The Allen Institute for AI (AI2), a non-profit AI research institute founded in 2014 by the late Microsoft co-founder Paul Allen, has as its mission the development of impactful foundational AI research in the form of large-scale open models, data, and robotics, among other lines of research. Earlier this year, AI2 released the OLMo model family, made available with its full training data; model weights; training code, logs, and metrics; over 500 checkpoints per model; evaluation code; and fine-tuning code.
The availability of these components makes OLMo fully examinable and reproducible, and one of the few models satisfying the Open Source Initiative's definition of open-source models (the same one that upset Meta, since according to said definition, the Llama models are not really open).

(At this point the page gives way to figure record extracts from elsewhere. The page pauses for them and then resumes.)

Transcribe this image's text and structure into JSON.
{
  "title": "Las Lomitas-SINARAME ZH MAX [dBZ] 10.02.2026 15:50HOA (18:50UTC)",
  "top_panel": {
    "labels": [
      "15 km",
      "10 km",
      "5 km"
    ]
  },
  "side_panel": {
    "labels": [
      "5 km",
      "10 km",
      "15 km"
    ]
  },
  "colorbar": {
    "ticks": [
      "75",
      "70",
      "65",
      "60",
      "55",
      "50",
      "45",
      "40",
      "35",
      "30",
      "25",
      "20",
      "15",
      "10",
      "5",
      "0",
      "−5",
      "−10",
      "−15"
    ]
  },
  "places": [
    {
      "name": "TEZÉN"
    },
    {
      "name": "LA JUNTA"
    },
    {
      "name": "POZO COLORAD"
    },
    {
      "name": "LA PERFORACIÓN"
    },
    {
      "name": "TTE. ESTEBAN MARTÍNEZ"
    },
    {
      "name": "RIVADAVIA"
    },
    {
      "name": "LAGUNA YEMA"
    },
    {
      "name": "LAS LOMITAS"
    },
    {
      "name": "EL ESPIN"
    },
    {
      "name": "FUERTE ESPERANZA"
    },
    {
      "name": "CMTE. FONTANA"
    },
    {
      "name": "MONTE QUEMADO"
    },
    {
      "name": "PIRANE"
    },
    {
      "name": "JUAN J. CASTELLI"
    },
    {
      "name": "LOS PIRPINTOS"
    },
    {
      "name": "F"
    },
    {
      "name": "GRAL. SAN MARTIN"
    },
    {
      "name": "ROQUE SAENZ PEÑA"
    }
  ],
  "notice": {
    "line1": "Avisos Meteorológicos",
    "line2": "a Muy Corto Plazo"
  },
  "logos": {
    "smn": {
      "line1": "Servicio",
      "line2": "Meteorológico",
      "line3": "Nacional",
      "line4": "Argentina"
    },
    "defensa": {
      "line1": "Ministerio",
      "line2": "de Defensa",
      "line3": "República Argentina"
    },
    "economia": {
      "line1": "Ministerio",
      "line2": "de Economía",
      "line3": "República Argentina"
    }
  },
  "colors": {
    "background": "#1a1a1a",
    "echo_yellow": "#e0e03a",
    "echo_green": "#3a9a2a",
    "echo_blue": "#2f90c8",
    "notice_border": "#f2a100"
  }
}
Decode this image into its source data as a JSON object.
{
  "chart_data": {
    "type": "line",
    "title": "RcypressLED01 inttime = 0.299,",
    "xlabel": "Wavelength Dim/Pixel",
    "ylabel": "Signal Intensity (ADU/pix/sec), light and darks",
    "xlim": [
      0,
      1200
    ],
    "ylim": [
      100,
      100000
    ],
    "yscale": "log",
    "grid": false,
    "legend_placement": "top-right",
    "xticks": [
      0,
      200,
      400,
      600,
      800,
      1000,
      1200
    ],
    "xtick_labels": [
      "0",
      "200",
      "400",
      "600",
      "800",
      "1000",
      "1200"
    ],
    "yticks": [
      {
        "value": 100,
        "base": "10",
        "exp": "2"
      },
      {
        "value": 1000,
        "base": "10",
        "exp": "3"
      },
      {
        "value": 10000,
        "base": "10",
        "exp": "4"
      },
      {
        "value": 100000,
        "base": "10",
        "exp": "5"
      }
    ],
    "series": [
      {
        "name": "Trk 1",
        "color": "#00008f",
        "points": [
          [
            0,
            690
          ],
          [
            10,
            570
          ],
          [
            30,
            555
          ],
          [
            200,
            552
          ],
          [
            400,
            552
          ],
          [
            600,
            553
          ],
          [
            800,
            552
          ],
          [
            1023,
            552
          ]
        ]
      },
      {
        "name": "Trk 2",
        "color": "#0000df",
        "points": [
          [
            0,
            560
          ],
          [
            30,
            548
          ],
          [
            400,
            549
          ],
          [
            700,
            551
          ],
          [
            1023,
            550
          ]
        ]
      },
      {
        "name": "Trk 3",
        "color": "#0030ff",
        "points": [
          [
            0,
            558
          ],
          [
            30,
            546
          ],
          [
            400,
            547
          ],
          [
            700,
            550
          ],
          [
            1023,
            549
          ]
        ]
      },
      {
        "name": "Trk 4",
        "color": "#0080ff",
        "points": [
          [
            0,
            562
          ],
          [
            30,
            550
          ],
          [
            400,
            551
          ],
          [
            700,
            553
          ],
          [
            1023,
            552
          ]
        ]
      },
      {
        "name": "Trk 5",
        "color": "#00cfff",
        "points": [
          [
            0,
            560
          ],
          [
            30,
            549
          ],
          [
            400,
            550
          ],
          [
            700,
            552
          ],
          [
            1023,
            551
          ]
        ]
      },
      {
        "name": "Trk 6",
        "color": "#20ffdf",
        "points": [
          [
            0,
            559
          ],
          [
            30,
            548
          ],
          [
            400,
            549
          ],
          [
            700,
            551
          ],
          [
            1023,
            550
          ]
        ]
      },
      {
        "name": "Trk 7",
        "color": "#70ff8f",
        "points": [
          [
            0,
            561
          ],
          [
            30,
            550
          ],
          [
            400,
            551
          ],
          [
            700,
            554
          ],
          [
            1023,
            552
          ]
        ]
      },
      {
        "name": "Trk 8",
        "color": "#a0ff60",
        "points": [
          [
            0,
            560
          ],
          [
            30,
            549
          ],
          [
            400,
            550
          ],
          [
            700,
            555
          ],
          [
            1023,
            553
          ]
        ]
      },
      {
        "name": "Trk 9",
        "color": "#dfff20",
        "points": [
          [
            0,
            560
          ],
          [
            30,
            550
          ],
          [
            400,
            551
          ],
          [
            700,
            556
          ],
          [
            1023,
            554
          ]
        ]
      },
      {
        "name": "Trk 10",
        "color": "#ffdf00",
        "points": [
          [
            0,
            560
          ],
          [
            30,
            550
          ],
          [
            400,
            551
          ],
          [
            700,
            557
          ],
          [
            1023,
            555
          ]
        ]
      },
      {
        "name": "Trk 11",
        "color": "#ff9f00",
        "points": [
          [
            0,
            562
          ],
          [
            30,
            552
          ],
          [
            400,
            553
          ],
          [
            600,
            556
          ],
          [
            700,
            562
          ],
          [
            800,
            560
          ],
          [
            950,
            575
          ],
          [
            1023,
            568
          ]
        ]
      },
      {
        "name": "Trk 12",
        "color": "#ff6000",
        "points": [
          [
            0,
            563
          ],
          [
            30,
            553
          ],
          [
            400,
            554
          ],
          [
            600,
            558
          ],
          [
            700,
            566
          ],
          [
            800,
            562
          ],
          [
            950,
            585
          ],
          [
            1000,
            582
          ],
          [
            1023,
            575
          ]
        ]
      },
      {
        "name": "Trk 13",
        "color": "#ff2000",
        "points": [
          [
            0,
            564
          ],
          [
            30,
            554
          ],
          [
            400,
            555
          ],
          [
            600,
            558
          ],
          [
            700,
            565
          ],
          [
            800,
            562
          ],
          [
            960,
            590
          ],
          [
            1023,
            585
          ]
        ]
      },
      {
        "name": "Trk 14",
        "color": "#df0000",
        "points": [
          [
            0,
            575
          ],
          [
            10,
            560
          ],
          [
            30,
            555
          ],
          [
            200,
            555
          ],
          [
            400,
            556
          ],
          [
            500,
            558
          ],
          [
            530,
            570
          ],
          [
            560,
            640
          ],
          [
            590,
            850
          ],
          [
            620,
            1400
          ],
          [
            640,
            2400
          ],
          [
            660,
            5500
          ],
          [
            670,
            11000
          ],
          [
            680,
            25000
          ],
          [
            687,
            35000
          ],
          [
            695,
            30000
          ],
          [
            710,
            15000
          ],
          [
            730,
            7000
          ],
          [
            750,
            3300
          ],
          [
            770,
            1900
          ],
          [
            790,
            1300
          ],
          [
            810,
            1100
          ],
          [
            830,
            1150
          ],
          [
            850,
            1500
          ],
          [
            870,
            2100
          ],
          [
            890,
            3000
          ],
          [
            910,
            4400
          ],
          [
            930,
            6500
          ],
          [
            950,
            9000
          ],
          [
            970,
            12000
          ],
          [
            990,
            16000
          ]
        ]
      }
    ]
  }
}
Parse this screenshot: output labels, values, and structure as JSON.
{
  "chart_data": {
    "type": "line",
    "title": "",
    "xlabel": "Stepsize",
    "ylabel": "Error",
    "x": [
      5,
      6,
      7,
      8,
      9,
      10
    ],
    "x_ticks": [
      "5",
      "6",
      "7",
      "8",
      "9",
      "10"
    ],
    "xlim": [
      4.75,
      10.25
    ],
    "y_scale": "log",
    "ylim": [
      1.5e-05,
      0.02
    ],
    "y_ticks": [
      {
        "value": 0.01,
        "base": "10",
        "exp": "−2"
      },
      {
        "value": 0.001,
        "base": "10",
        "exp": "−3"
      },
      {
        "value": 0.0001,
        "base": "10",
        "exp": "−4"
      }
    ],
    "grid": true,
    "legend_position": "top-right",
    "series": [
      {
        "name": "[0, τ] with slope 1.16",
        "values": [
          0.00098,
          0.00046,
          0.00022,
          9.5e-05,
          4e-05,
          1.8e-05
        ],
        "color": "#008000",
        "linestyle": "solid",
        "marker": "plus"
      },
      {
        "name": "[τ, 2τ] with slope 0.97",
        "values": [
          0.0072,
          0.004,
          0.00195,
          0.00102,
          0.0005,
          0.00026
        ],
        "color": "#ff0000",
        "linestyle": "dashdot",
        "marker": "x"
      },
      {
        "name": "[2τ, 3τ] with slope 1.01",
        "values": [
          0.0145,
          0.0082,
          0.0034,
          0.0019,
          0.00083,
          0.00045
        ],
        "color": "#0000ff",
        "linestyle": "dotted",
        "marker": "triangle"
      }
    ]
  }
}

The same is true of the newly released OLMo-2 family, which features 7B and 13B-parameter base models trained with up to 5T tokens.
Performance-wise, the OLMo-2 models are comparable to or outperform other fully and partially open-source models. Their performance is also competitive with popular open weights models such as Llama 3.1, Gemma 2 or Qwen 2.5. It should be noted that OLMo 2 7B's average performance across the 10 benchmarks is superior to Llama-3.1 8B, and OLMo 2 13B fares better than Qwen 2.5 7B despite its lower total training FLOPs.
AI2 attributes the successes of OLMo-2 to enhancements to essential aspects of model development, including training stability, interventions during late pre-training (learning rate annealing and data curriculum), state-of-the art post-training recipes, and an actionable evaluation framework. OLMo-2's post-training recipe was taken from the Tülu 3 pipeline released just last week.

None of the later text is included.